Can we not only live with the tension of being a sinner and a saint, but actually value that very contradiction? This is the question.

What’s the alternative to the metaphor of war for the spiritual life?

Let’s go back to James’ words. “The farmer waits for the precious crop from the earth, being patient with it until it receives the early and the late rains.”

You are the precious crop.

You are green turning to gold, fragile as you poke your head out of the soil, and the gentle soaking rain is the patient love of God nourishing you.

Or sometimes not so gentle!

The early rains and the late rains—consider that.

The early rains—the first rains of spring—often are soft.

Mist, drizzle, sprinkles and gentle, thunderless showers—all mingle with the melting snow to rouse the seeds within the earth, like the awakening waters of baptism.

But as the crops grow and the season rolls forward, the summer rains become stronger and stronger until the violent, pelting thunderstorms of August crash upon us.

The rain is no longer gentle, but the crops have grown strong enough to handle gully-washers.

They even grow stronger from bending to the wind and rain and standing straight again.

This is what the spiritual life is like.

The rain of God waters us in the field of community, and under the sun of the gospel we grow up nourished and ready to become nourishers ourselves.

And if there is one thing this process requires, it is patience.

It cannot be hurried, and warlike force and anger are futile to the point of being irrelevant.
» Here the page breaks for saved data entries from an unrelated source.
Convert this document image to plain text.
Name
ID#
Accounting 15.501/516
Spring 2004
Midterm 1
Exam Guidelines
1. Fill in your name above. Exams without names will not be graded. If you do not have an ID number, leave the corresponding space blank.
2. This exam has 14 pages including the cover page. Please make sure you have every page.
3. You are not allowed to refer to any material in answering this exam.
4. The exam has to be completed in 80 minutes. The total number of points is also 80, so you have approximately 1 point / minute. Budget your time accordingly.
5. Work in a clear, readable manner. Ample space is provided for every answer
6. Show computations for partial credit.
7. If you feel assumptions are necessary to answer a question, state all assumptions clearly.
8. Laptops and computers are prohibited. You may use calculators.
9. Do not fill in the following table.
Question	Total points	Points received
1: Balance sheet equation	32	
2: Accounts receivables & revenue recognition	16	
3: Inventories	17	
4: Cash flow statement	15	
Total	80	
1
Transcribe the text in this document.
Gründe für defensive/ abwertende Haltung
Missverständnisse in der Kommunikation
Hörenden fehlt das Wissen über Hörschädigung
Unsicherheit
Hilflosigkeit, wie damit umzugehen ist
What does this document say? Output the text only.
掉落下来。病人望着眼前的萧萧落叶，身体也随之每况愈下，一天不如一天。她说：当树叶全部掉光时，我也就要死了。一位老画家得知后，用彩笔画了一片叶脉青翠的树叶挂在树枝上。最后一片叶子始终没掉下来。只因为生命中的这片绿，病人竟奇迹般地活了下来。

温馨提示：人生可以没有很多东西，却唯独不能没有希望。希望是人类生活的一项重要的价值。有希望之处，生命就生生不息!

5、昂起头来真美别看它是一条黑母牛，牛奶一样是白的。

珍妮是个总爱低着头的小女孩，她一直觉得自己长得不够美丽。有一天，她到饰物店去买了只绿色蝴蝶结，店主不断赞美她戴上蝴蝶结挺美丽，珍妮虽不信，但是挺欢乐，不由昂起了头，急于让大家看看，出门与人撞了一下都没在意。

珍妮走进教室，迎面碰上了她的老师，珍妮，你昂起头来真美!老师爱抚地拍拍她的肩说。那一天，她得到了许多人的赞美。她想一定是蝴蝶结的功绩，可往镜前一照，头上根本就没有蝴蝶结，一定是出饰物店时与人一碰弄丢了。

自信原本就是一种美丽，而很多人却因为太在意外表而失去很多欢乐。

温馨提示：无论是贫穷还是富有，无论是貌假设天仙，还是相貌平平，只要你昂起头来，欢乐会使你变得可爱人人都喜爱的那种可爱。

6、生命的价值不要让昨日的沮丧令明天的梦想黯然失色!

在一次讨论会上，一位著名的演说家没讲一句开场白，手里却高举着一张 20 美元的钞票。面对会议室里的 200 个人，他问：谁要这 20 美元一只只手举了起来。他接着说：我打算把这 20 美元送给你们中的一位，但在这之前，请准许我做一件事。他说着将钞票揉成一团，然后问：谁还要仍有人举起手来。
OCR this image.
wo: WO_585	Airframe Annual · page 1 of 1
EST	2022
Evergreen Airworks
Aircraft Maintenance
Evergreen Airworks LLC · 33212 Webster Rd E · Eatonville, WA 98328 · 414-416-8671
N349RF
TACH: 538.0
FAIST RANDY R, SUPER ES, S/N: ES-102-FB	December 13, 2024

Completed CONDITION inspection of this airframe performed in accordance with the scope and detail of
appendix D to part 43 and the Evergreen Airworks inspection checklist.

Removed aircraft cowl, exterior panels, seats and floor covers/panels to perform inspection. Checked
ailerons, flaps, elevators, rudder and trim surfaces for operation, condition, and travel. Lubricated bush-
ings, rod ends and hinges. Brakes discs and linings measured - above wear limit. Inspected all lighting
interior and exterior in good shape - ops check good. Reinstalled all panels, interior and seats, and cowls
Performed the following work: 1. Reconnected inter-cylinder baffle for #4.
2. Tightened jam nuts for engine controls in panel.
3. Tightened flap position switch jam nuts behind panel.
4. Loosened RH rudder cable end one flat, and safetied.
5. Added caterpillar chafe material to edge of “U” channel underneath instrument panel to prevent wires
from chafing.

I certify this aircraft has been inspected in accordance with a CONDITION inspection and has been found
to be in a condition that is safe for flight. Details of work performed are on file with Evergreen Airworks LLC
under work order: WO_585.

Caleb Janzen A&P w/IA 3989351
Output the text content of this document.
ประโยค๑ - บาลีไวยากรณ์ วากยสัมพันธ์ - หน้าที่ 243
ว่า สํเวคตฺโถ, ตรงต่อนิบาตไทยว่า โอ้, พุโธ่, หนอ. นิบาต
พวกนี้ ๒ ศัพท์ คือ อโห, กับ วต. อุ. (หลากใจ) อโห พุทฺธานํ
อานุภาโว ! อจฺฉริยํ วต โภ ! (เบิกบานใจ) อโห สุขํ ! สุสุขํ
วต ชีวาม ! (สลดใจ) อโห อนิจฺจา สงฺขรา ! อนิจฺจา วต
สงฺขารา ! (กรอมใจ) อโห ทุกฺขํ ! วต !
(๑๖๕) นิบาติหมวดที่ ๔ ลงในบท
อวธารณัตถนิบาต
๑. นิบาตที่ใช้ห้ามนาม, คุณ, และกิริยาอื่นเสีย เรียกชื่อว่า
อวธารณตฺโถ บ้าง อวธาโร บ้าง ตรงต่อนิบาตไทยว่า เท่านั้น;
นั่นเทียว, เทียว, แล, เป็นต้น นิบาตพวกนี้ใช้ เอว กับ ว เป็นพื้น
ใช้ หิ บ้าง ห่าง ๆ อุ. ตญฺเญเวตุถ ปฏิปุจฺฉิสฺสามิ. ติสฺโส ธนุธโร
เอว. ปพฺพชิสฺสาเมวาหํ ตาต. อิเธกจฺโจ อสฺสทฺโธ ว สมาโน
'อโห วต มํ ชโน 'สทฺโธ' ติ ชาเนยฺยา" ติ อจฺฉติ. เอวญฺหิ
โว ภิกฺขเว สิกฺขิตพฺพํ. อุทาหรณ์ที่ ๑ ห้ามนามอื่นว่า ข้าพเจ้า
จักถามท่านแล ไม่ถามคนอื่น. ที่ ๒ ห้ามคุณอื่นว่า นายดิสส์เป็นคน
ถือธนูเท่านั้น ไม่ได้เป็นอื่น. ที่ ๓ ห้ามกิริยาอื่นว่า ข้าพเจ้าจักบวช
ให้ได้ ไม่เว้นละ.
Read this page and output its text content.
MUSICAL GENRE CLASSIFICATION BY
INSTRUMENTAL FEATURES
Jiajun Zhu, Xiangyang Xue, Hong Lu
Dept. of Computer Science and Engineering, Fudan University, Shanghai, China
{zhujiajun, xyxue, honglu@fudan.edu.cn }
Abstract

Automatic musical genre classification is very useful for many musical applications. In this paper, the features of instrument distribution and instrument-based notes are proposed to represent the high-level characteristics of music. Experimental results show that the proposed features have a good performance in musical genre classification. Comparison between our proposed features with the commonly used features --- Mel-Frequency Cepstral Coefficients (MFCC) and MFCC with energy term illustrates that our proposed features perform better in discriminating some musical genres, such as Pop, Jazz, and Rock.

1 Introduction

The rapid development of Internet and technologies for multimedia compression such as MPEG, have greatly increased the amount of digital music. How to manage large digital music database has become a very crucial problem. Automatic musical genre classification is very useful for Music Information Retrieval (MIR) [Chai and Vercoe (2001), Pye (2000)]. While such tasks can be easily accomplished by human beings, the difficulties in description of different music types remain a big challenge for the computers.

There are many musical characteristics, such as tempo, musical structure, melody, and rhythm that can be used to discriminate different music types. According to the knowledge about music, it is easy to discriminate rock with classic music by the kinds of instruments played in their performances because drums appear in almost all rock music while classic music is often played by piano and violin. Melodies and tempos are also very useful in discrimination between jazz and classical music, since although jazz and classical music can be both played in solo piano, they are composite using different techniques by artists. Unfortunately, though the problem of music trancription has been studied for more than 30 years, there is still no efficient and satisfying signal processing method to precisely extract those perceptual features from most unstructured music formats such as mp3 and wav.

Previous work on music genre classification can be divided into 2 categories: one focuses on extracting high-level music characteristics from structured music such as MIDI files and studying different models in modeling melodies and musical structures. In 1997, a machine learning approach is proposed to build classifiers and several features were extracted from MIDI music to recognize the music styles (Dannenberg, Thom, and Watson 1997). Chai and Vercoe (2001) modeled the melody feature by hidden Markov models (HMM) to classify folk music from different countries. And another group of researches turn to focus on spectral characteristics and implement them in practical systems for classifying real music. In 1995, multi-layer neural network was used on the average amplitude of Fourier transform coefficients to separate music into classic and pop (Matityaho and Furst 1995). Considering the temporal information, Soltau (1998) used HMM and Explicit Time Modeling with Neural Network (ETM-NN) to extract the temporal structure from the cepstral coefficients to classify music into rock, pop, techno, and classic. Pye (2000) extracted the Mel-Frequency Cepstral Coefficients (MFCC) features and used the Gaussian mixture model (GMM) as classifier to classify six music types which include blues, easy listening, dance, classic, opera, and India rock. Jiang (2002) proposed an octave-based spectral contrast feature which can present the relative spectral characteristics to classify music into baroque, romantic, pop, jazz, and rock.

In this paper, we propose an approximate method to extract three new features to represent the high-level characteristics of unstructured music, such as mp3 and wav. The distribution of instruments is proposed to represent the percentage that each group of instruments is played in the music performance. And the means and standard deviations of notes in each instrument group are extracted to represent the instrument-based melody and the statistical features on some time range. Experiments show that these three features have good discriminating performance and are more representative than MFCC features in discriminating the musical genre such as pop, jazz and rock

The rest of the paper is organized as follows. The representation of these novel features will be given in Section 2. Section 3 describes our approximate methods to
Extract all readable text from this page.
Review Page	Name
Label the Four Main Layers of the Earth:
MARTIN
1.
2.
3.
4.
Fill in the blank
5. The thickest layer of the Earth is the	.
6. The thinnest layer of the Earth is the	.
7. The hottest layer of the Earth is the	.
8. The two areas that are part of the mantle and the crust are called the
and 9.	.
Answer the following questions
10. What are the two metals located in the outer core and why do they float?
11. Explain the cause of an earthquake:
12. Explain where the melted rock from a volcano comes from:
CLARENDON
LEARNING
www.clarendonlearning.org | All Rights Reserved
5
I guess where I need the patient rain of God the most is in giving up the idolatry of the performance principle.

I, like all of us, am addicted to control, and feeling like I can “make it happen” myself spiritually gives me a sense of control.

But the crops in the field have no agency.

They don’t walk out of the furrows and go get sun and rain to create their own growth.

They are acted upon by these benevolent forces, whose patient attentiveness slowly and gently shepherds them to growth and flourishing.

“You also must be patient. Strengthen your hearts, for the coming of the Lord is near.”

I suppose that’s the final truth of Advent, isn’t it?

We can’t make Jesus come when it’s convenient to us or to accomplish our own agendas. He comes in his own time, the right time.

We feel torn by our sinner and saint selves, always a bit afraid that the gentle rain of God will peter out and there will be some kind of drought of grace.

Anxiety can be the enemy of patience.

And patience is a quiet and humble virtue, shy behind louder graces like joy or generosity.

But the promise made to us as we search for patience within ourselves is the ever-renewing promise: “The coming of the Lord is near.”

He is always coming, and always arrived, always near, and always here.

He lives “in the middle” as much as we do.

But perhaps “mediocrity” is not the synonym for the “middle” we thought it was.

Perhaps “miracle” is the better word.